Saturday, December 26, 2020

DAHLGREN NAVAL GUN (Verlinden)

It took about six years, but I finally started and finished this Verlinden model #1422 in 1:35 scale of a U.S. Navy Dahlgren 11-Inch Naval Gun this past week. Verlinden of Belgium went out of business in 2016, and the price of their kits has skyrocketed. I paid about $30 for this kit some six years ago. Now it is on ebay for $300. Insanity!

The kit is all resin, so working with it is dangerous in terms of toxic particles. Always wear a particle filter mask. All paints are Vallejo and Tamiya and ModelMaster/Testors acrylics. The kit was missing the necessary amount of pulley rope, so that came from my spare ship parts container.

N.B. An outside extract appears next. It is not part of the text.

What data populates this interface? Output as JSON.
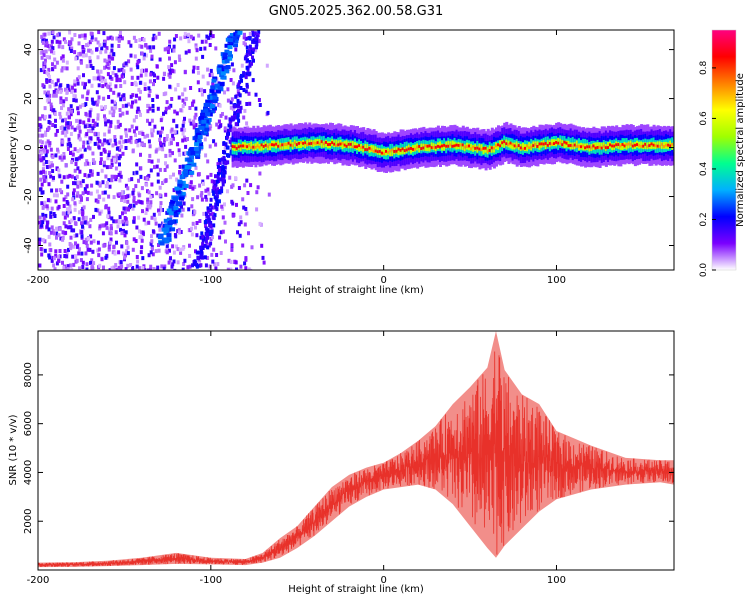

Wiki says: "Dahlgren guns were muzzle-loading naval artillery designed by Rear Admiral John A. Dahlgren USN (1809 – 1870), mostly used in the period of the U.S. Civil War. Dahlgren believed a safer, more powerful naval cannon could be designed using more scientific design criteria. Dahlgren guns were designed with a smooth curved shape, equalizing strain and concentrating more weight of metal in the gun breech where the greatest pressure of expanding propellant gases needed to be met to keep the gun from bursting. Because of their rounded contours, Dahlgren guns were nicknamed "soda bottles", a shape which became their most identifiable characteristic.  XI-inch Dahlgren shell gun: 465 were cast at (various locations) between 1856 and 1864. This is the only Dahlgren gun to have been designed both with and without a muzzle swell. The gun was typically mounted on a pivot or in a turret on a monitor. When mounted in a turret, the crew for an XI-inch Dahlgren was seven including powdermen. The crew for the gun when mounted on a pivot was 24 men and a powderman. XI-inch Dahlgrens were carried on (various ships) and monitors as well as the original USS Monitor. Many other conventional ships carried XI-inch Dahlgrens on pivot mounts. A few larger river gunboats also carried XI-inch Dahlgrens."

This version fired a 280 mm, 75 kg ball, about 1000 m.